Vice-PI Mari-Liisa Varila will give a paper entitled ‘Captions and caption-like elements related to graphic devices in early modern English medical texts’. She analyses the relationship of the text and the graphic devices and identifies the different purposes that captions and caption-like elements served in medical texts, such as identifying the device or providing the reader with instructions.
The paper by Aino Liira and Wendy Scase (University of Birmingham) will focus on various table-like elements and the vocabulary surrounding them (title: ‘Tables, lists, rules and accounts: Tabular “graphic devices” in Early Modern English books’). In this paper, they take a closer look at items which have been tentatively placed under the category of ‘unclear tables’ in the EModGraL data collection process, and aim to find out how such graphic items were conceptualised by early modern authors and book producers.
Sirkku Ruokkeinen’s paper ‘“With diuers Tables annexed for the present making of your battells”: Paratextual framing of graphic devices in sixteenth-century military works printed in England’ discusses the use and framing of graphic devices in sixteenth-century works addressing military strategy and education. She particularly focuses on the title-pages and paratextual front matter of the books, where the graphic devices were advertised and discussed in order to promote the work.
Other research
The EModGraL team members and our colleagues at the English department are involved in several interesting research projects, and we decided to take the opportunity to introduce these as well.
Hanna Salmi will give a paper closely related to the EModGraL research interests. The title is ‘“I think my self obliged to place three Figures here together”: Framing graphic elements in 18th to 19th century dance manuals’. In this paper, she draws into focus an under-researched genre of dance manuals, which featured many kinds of graphic devices and visual notation. To shed light on the use of these graphic elements which supported verbal dance instructions, she examines how they were framed and explained to the reader.
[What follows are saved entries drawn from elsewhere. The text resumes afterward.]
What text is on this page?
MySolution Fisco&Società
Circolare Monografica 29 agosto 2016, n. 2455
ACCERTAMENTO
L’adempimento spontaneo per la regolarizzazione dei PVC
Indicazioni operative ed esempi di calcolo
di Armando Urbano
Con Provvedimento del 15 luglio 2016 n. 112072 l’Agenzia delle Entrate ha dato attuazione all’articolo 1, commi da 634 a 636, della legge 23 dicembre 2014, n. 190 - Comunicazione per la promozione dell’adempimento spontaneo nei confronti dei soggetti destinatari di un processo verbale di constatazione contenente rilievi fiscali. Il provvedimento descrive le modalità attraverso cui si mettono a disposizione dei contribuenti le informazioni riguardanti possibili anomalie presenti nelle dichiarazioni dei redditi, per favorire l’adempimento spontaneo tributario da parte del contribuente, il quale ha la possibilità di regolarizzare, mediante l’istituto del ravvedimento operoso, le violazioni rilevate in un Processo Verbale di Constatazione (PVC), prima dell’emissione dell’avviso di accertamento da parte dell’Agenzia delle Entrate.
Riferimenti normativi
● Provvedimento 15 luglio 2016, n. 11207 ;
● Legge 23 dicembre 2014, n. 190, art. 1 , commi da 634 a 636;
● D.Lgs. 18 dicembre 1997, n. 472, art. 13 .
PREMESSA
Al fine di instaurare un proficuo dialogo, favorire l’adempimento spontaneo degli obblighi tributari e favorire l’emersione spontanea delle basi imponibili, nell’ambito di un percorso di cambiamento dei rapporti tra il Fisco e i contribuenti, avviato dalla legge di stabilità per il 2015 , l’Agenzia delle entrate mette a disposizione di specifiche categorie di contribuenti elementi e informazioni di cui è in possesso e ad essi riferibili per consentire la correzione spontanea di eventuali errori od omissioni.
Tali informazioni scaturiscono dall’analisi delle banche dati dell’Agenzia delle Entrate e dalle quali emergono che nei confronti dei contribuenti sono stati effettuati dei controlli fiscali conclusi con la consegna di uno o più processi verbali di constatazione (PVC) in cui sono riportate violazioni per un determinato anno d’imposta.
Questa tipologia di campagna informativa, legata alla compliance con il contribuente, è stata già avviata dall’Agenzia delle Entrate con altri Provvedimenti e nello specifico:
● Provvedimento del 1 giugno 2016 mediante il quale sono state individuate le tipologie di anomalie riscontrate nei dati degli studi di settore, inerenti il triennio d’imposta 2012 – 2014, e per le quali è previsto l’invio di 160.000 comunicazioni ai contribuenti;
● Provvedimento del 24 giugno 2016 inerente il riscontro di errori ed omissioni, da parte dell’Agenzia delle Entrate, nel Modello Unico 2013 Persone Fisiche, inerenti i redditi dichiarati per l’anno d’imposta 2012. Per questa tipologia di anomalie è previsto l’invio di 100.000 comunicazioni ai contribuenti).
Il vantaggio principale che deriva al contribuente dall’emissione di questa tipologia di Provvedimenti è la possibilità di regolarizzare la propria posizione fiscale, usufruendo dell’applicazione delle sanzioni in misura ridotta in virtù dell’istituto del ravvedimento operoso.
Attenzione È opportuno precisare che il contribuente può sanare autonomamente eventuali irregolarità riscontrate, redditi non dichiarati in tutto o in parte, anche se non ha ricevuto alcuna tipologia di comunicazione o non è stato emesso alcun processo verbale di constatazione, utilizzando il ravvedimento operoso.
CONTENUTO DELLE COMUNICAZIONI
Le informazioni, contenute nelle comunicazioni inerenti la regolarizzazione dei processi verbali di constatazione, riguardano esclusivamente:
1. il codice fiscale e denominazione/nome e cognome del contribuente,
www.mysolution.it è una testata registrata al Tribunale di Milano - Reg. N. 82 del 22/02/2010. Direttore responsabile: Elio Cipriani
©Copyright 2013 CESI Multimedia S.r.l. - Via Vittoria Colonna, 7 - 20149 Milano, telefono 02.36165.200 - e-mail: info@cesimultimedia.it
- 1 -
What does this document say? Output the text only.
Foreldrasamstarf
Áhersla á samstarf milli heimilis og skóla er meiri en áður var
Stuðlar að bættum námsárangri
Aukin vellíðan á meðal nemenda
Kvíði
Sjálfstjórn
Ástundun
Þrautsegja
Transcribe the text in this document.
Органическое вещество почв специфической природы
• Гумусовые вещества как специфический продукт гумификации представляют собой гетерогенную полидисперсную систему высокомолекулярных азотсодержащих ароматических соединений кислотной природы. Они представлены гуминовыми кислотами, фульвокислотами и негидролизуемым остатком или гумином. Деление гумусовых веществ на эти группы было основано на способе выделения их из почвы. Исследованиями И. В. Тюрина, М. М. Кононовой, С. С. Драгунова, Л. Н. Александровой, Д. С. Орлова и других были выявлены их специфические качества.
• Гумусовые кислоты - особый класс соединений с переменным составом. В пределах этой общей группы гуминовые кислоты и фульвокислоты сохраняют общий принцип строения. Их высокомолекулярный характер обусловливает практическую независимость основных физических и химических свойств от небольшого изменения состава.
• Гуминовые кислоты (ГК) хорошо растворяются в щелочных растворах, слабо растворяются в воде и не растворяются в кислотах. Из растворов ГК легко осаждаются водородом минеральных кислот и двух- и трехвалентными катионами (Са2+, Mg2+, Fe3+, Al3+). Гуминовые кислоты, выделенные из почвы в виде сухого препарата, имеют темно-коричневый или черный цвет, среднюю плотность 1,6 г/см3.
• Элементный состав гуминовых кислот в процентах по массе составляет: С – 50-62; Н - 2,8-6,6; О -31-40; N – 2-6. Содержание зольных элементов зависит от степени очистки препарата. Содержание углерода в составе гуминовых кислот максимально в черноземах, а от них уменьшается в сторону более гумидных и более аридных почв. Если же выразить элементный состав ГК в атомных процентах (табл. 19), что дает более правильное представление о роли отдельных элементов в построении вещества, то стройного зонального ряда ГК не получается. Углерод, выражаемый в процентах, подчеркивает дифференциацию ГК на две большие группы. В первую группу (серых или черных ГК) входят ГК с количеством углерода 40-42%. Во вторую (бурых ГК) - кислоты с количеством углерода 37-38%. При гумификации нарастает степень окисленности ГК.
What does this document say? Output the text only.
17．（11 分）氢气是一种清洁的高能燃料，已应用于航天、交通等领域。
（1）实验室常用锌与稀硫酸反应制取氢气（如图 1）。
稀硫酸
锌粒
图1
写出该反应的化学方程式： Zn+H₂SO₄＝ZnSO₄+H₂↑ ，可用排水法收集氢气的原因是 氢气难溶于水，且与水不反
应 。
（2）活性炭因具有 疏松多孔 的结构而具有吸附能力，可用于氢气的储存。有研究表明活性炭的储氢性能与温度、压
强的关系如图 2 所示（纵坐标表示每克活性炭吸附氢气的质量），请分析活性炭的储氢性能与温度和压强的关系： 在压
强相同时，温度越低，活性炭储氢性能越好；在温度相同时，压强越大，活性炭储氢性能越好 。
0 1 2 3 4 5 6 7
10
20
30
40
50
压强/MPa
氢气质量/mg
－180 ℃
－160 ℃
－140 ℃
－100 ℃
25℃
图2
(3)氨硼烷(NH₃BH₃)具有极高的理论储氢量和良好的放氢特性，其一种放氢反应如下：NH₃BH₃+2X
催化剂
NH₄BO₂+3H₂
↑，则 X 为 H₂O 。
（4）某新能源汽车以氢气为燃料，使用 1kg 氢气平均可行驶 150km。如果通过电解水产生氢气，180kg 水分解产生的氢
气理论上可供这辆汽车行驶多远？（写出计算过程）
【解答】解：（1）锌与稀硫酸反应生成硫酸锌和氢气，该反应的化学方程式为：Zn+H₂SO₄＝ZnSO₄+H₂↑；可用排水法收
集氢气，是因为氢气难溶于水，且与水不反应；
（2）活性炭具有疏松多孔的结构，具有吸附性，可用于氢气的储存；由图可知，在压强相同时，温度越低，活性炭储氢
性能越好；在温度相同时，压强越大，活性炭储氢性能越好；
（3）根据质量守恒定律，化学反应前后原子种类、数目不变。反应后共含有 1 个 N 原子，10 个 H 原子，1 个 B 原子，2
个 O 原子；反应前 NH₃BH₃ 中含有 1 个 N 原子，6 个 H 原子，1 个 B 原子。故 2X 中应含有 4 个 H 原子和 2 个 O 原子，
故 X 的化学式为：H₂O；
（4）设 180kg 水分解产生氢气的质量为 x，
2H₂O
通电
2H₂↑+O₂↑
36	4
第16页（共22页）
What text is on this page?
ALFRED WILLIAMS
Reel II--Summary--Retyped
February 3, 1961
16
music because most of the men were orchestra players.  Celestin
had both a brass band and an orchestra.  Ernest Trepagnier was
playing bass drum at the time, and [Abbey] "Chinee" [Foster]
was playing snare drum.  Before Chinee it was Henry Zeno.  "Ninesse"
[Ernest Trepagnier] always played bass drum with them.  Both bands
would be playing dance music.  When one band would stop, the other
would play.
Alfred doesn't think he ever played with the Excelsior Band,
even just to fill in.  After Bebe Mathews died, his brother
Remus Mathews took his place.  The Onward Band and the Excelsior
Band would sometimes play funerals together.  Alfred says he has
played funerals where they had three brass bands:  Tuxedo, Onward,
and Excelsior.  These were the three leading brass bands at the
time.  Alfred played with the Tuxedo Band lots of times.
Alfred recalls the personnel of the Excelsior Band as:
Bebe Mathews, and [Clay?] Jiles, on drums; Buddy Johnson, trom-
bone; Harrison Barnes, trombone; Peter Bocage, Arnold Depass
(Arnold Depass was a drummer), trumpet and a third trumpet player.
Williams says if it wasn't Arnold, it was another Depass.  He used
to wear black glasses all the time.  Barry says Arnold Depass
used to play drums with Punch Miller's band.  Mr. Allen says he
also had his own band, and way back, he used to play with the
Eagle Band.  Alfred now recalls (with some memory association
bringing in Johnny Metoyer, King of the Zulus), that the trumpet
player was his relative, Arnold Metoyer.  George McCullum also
Scribal practices are discussed in a joint paper by Peter Grund (Yale University) and Matti Peikola, entitled ‘Colonial orthographies: Uses of the ampersand in the legal documents from the Salem witch trials’. Their research reveals that there were clear differences in how the recorders at the Salem witch trials (1692–3) used the ampersand and the Tironian et (⁊), as opposed to the written-out and. They also show that several linguistic and extralinguistic factors played into this variation. Their paper is part of a broader project on the orthographic features of the witch trial documents.
Sara Pons-Sanz (University of Cardiff) and Janne Skaffari’s joint presentation ‘Orrm’s French- and Norse-Derived Terms’ is part of a workshop focusing on the Ormulum, a sermon collection from the late 12th century. In this paper, Janne looks at the French-derived words, many of which represent the lexical field of faith.
The research project ‘Between Science and Magic’ (@titaraproject; PI Mari-Liisa Varila) is represented at the conference by Ida Meerto, who presents some results of her PhD study in a paper entitled ‘Genre and Subject Matter in the Use of Words for Witches in Old English Prose’. She focuses on a selection of the most commonly occurring words, discussing how the word choice depends on the genre or register of the text but also on the temporal and geographical setting of the narrative.
We’re looking forward to an invigorating conference experience and many interesting discussions on the history of the English language!